Assume p(1) =/= 1. Then since probabilities are between 1 and 0, we can write p(1) = 1 - x, for some x, 0 < x =< 1.

It can be proven from eq 1 and 2 by induction that

p(n) = 1 - nx for n = 1, 2, 3, ...

But then our probabilities would eventually reach zero or a negative number, both of which are contradictions. (to see that the probabilities are all non-zero, note that the sequence of n steps left brings the walk back to the origin with probability 2^-n > 0.)

So p(1) = 1, and from eq 1 all the p(n) are also 1, as was to be shown.

Corollary: The walk crosses the origin an infinite number of times

Our lemma guarantees it will return once, at which point the walk starts again from "0", so our lemma applies again and again, and as such it crosses the origin an infinite number of times, since the walk is infinite.

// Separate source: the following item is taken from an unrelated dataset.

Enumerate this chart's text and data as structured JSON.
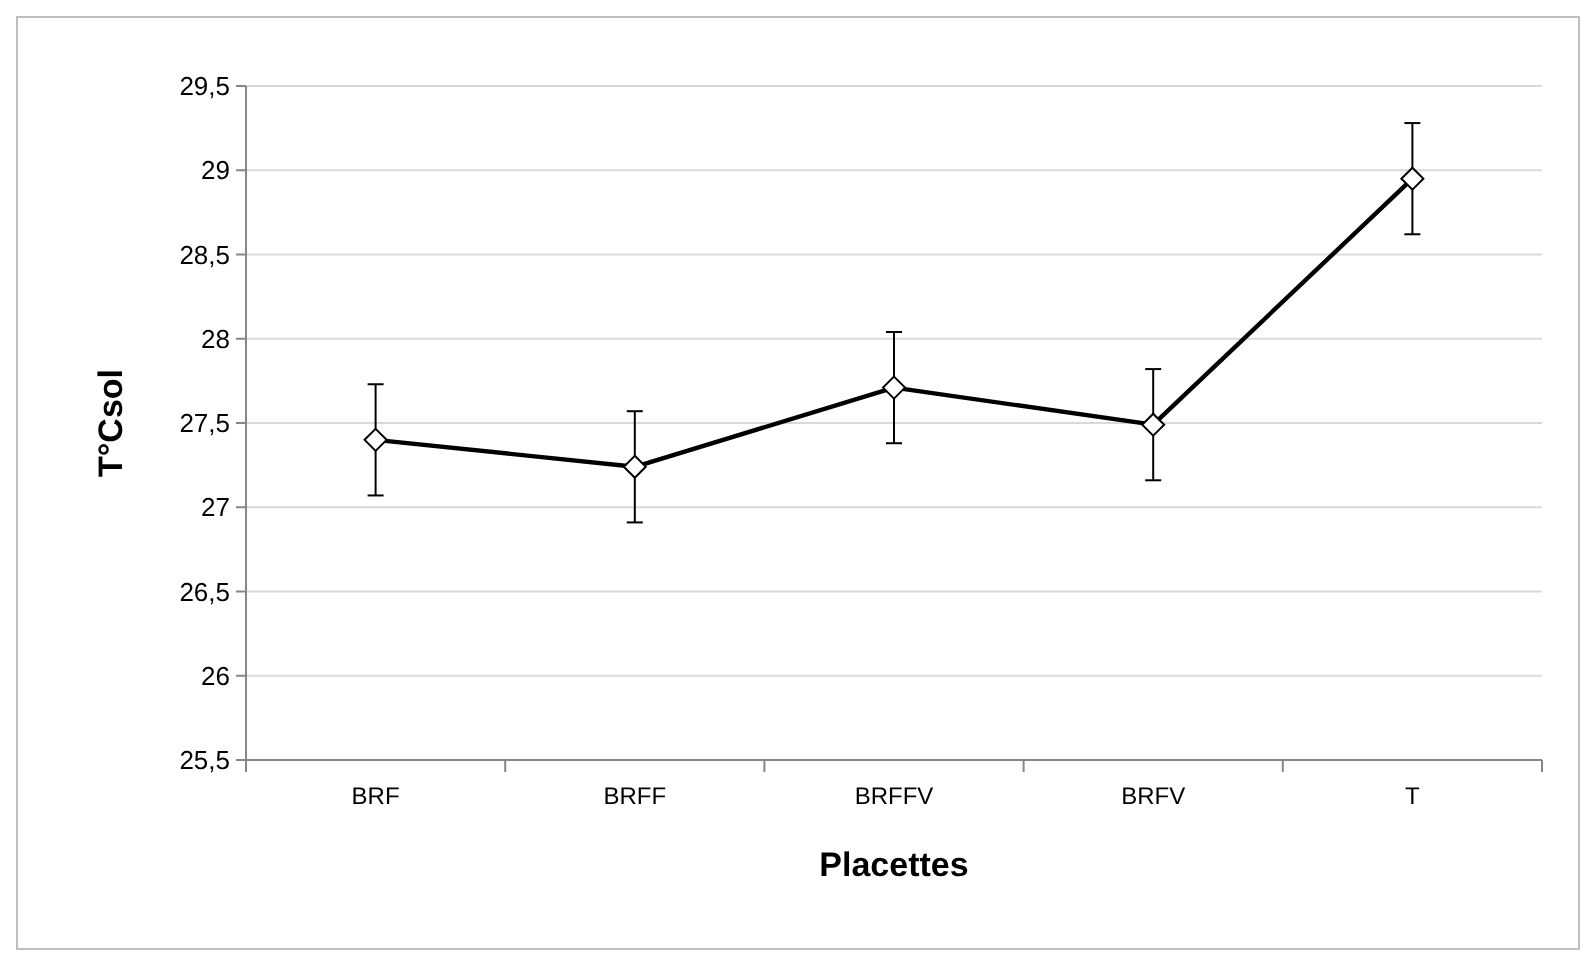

Proof of the main theorem:

To extend the proof to all arbitrary points, note that from any point "b", the probability it eventually crosses another arbitrary point "a" is p(|b - a|). (think of it as shifting the origin to a, so the point b in relation to the new origin is now |b-a|). This is 1 from our previous lemma, since |b - a| is just p(n) for some n.

Since the walk is guarenteed to return to "a" from any other point, the same logic as in the corollary applies, and it crosses any arbitrary point "a" an infinite number of times.

Last edited by Bromster; December 24th, 2015 at 10:43 PM.